I'm not sure if these are the issues with your process, but consider:
1) Making the following changes to the column headers of your annotation file:
#CHROM
to CHROM
chromStart
to FROM
chromEND
to TO
So your column headers should look like:
CHROM FROM TO name
chr 1 1524 Rv0001
chr 2052 3260 Rv0002
chr 3280 4437 Rv0003
2) Your header file can then only consist of the following line:
##INFO=<ID=name,Number=1,Type=String,Description="name">
3) Make sure you tabix the gz version of your reference/annotation file using the following parameters: tabix -s 1 -b 2 -e 3
(not -p
)
4) I did not have to index my variants (vcf) file using tabix.
5) Make sure the string under the CHROM column of your vcf file matches the name listed under your reference file (i.e., "chr").
6) Your annotation command will then be:
bcftools annotate \
-a annotation.bed.gz \
-h header.hdr \
-c CHROM,FROM,TO,INFO/name\
variants.vcf.gz> annotated.vcf.gz
Thanks for the responses.
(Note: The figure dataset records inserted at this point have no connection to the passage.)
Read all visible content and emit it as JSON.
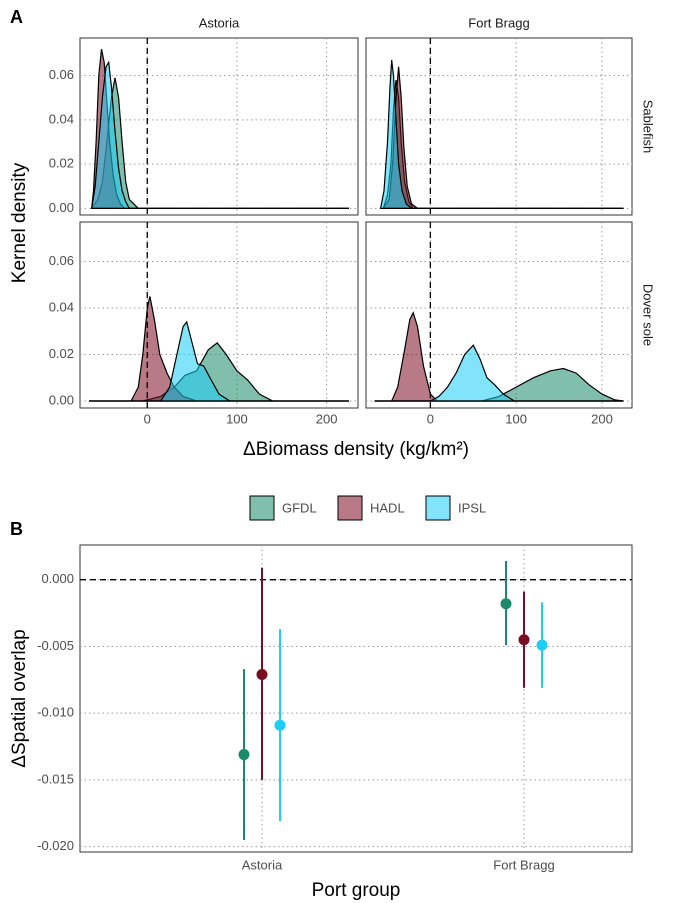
{
  "chart_data": [
    {
      "type": "density",
      "panel_label": "A",
      "ylabel": "Kernel density",
      "xlabel": "ΔBiomass density (kg/km²)",
      "columns": [
        "Astoria",
        "Fort Bragg"
      ],
      "legend": [
        {
          "name": "GFDL",
          "color": "#1a8a6a"
        },
        {
          "name": "HADL",
          "color": "#7b0d22"
        },
        {
          "name": "IPSL",
          "color": "#1ccdf5"
        }
      ],
      "xlim": [
        -75,
        235
      ],
      "xticks": [
        0,
        100,
        200
      ],
      "ylim": [
        -0.003,
        0.077
      ],
      "yticks": [
        {
          "value": 0,
          "label": "0.00"
        },
        0.02,
        0.04,
        0.06
      ],
      "vline": 0,
      "grid": true,
      "rows": [
        {
          "name": "Sablefish",
          "panels": [
            {
              "curves": [
                {
                  "x": [
                    -62,
                    -55,
                    -50,
                    -45,
                    -40,
                    -36,
                    -32,
                    -28,
                    -24,
                    -20,
                    -15,
                    -10,
                    225
                  ],
                  "y": [
                    0,
                    0.004,
                    0.012,
                    0.03,
                    0.05,
                    0.059,
                    0.05,
                    0.03,
                    0.012,
                    0.004,
                    0.002,
                    0,
                    0
                  ]
                },
                {
                  "x": [
                    -62,
                    -60,
                    -57,
                    -54,
                    -51,
                    -48,
                    -45,
                    -42,
                    -38,
                    -34,
                    -30,
                    -25,
                    225
                  ],
                  "y": [
                    0,
                    0.008,
                    0.03,
                    0.06,
                    0.072,
                    0.066,
                    0.048,
                    0.03,
                    0.015,
                    0.006,
                    0.002,
                    0,
                    0
                  ]
                },
                {
                  "x": [
                    -62,
                    -58,
                    -54,
                    -50,
                    -46,
                    -43,
                    -40,
                    -36,
                    -32,
                    -28,
                    -24,
                    -20,
                    225
                  ],
                  "y": [
                    0,
                    0.01,
                    0.03,
                    0.05,
                    0.064,
                    0.066,
                    0.055,
                    0.035,
                    0.018,
                    0.008,
                    0.003,
                    0,
                    0
                  ]
                }
              ]
            },
            {
              "curves": [
                {
                  "x": [
                    -55,
                    -50,
                    -46,
                    -43,
                    -40,
                    -37,
                    -34,
                    -30,
                    -25,
                    -20,
                    225
                  ],
                  "y": [
                    0,
                    0.006,
                    0.02,
                    0.045,
                    0.058,
                    0.05,
                    0.03,
                    0.012,
                    0.003,
                    0,
                    0
                  ]
                },
                {
                  "x": [
                    -55,
                    -48,
                    -44,
                    -40,
                    -37,
                    -34,
                    -31,
                    -27,
                    -22,
                    -15,
                    225
                  ],
                  "y": [
                    0,
                    0.004,
                    0.02,
                    0.05,
                    0.064,
                    0.05,
                    0.028,
                    0.01,
                    0.002,
                    0,
                    0
                  ]
                },
                {
                  "x": [
                    -58,
                    -54,
                    -50,
                    -47,
                    -45,
                    -43,
                    -40,
                    -37,
                    -33,
                    -28,
                    -22,
                    225
                  ],
                  "y": [
                    0,
                    0.008,
                    0.03,
                    0.055,
                    0.067,
                    0.06,
                    0.04,
                    0.02,
                    0.008,
                    0.002,
                    0,
                    0
                  ]
                }
              ]
            }
          ]
        },
        {
          "name": "Dover sole",
          "panels": [
            {
              "curves": [
                {
                  "x": [
                    -65,
                    -5,
                    15,
                    30,
                    42,
                    55,
                    68,
                    78,
                    88,
                    100,
                    112,
                    125,
                    140,
                    225
                  ],
                  "y": [
                    0,
                    0,
                    0.002,
                    0.006,
                    0.011,
                    0.013,
                    0.022,
                    0.025,
                    0.02,
                    0.013,
                    0.009,
                    0.003,
                    0,
                    0
                  ]
                },
                {
                  "x": [
                    -65,
                    -18,
                    -10,
                    -5,
                    0,
                    3,
                    8,
                    14,
                    22,
                    30,
                    40,
                    55,
                    225
                  ],
                  "y": [
                    0,
                    0,
                    0.006,
                    0.02,
                    0.04,
                    0.045,
                    0.035,
                    0.02,
                    0.012,
                    0.006,
                    0.002,
                    0,
                    0
                  ]
                },
                {
                  "x": [
                    -65,
                    15,
                    25,
                    33,
                    40,
                    44,
                    50,
                    56,
                    63,
                    70,
                    80,
                    92,
                    225
                  ],
                  "y": [
                    0,
                    0,
                    0.006,
                    0.02,
                    0.032,
                    0.034,
                    0.025,
                    0.016,
                    0.015,
                    0.01,
                    0.003,
                    0,
                    0
                  ]
                }
              ]
            },
            {
              "curves": [
                {
                  "x": [
                    -65,
                    60,
                    80,
                    100,
                    120,
                    140,
                    155,
                    170,
                    185,
                    200,
                    215,
                    225
                  ],
                  "y": [
                    0,
                    0,
                    0.002,
                    0.006,
                    0.01,
                    0.013,
                    0.014,
                    0.012,
                    0.007,
                    0.003,
                    0.0005,
                    0
                  ]
                },
                {
                  "x": [
                    -65,
                    -45,
                    -38,
                    -30,
                    -24,
                    -20,
                    -15,
                    -8,
                    0,
                    8,
                    225
                  ],
                  "y": [
                    0,
                    0,
                    0.006,
                    0.022,
                    0.035,
                    0.038,
                    0.032,
                    0.015,
                    0.003,
                    0,
                    0
                  ]
                },
                {
                  "x": [
                    -65,
                    0,
                    10,
                    20,
                    30,
                    40,
                    50,
                    58,
                    66,
                    75,
                    85,
                    98,
                    225
                  ],
                  "y": [
                    0,
                    0,
                    0.002,
                    0.006,
                    0.012,
                    0.02,
                    0.024,
                    0.018,
                    0.01,
                    0.007,
                    0.003,
                    0,
                    0
                  ]
                }
              ]
            }
          ]
        }
      ]
    },
    {
      "type": "pointrange",
      "panel_label": "B",
      "ylabel": "ΔSpatial overlap",
      "xlabel": "Port group",
      "categories": [
        "Astoria",
        "Fort Bragg"
      ],
      "series": [
        {
          "color": "#1a8a6a",
          "values": [
            -0.0131,
            -0.0018
          ],
          "lower": [
            -0.0195,
            -0.0049
          ],
          "upper": [
            -0.0067,
            0.0014
          ]
        },
        {
          "color": "#7b0d22",
          "values": [
            -0.0071,
            -0.0045
          ],
          "lower": [
            -0.015,
            -0.0081
          ],
          "upper": [
            0.0009,
            -0.0009
          ]
        },
        {
          "color": "#1ccdf5",
          "values": [
            -0.0109,
            -0.0049
          ],
          "lower": [
            -0.0181,
            -0.0081
          ],
          "upper": [
            -0.0037,
            -0.0017
          ]
        }
      ],
      "ylim": [
        -0.0204,
        0.0026
      ],
      "yticks": [
        {
          "value": -0.02,
          "label": "-0.020"
        },
        -0.015,
        {
          "value": -0.01,
          "label": "-0.010"
        },
        -0.005,
        {
          "value": 0,
          "label": "0.000"
        }
      ],
      "hline": 0,
      "grid": true
    }
  ]
}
I think the problem is that my BED file is incorrectly formatted. I've tried bcftools annotate using a bgzipped, tabix index file like you mentioned and a tab delimited file indexed with
tabix -s1 -b2 -e3 $annotations
. Then I tried using a header file in conjunction. Could it be that when saving my tab limited file from excel it incorrectly saves it?